Wednesday, September 02, 2009

Lies, damned lies and statistics

A doctor writing in Online Opinion neatly illustrates a statistical trick used to spin messages, usually fooling journalists into parroting figures that mislead readers. The same trick is used by prohibitionists -- and also swallowed uncritically by lazy journalists.

Dr Andrew Gunn, editor of New Doctor, writes:
The science underlying modern pharmaceuticals gets distorted by commercial considerations. Manufacturers quite naturally seek to present their products favourably, for instance, by highlighting relative risk reduction when absolute risk reduction gives a more accurate picture of a drug’s efficacy. If trials suggest a medication will reduce a patient’s risk of stroke over the next five years from, say, 4 per cent to 3 per cent then the relative risk reduction is an impressive-sounding 25 per cent (the risk reduces by one fourth) but the absolute risk reduction is a measly 1 per cent (one chance in a hundred).
Prohibitionists reverse the effect, as noted elsewhere in this blog, typically in alarmist messages about cannabis and psychosis. A 40% increase in risk sounds horrifying but if it's happening among far less than 1% of users it falls into perspective.
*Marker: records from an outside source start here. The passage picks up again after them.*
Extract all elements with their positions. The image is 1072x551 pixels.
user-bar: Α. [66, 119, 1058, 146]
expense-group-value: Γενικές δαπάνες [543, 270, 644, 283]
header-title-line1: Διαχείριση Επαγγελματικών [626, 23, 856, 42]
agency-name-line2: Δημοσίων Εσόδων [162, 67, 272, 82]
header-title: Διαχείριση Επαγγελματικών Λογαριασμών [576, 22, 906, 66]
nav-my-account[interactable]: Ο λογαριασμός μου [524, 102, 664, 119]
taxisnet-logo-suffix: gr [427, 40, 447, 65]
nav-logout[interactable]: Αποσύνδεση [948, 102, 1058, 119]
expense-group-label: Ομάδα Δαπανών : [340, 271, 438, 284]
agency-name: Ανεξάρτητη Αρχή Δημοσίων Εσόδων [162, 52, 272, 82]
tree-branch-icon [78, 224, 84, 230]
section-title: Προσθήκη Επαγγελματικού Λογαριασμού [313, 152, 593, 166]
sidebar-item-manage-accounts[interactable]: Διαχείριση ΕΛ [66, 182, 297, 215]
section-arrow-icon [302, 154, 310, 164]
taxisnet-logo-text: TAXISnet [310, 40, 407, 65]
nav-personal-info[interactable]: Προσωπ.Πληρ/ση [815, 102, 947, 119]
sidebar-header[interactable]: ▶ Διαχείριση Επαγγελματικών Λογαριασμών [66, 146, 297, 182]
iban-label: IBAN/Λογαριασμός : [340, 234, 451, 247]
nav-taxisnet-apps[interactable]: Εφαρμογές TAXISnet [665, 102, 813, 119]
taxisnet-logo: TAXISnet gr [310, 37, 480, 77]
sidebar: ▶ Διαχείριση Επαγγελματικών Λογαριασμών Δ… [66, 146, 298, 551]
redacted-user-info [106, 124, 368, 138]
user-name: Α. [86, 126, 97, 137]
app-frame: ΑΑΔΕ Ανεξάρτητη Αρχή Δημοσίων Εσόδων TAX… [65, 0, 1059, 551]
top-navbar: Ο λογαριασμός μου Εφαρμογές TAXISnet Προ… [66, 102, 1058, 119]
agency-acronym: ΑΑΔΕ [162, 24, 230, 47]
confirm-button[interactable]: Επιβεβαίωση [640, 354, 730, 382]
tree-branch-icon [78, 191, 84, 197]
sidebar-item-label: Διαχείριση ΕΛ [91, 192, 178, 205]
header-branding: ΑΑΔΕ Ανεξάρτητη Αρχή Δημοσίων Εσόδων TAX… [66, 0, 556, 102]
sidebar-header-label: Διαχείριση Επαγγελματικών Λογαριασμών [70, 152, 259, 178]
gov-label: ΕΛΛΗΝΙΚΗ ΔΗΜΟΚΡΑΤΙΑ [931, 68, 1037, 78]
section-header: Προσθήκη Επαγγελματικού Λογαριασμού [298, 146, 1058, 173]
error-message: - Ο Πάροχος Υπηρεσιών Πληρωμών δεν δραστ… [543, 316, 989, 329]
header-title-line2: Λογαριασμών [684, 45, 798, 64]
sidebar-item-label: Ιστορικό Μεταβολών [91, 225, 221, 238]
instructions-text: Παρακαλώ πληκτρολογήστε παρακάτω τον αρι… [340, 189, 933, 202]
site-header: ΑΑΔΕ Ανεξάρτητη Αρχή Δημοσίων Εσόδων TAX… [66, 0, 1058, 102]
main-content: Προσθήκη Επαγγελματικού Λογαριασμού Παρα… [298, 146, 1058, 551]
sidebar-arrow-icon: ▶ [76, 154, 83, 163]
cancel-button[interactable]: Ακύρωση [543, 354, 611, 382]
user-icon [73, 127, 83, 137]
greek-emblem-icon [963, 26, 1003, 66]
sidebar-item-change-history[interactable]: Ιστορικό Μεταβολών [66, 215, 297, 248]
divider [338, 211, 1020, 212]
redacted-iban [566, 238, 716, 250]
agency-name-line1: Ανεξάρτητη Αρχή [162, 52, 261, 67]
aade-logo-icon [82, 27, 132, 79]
They should teach this statistical trick in journalism school.


Anonymous said...

An interesting comment, but why not use real numbers.

The author says a 40% increase on less than 1% is not significant.

So lets say 1 million people using. Natural pyschosis 10,000.
Additional pyschosis 4,000 people.

Still a big number.

The Editor said...

That's very true. But, firstly, the link between cannabis and psychosis has still not shown to be causal (some research does, other research shows the opposite). Also psychosis hasn't significantly increased along with the massive increase in cannabis use in the west over the past four decades.

But to the statistical point, Anon's figures would still leave 999,996,000 healthy people being persecuted by ineffective laws that haven't stopped the problems anyway. I'm not saying cannabis is harmless, just that the harms get exaggerated and prohibition is not the way to solve problems.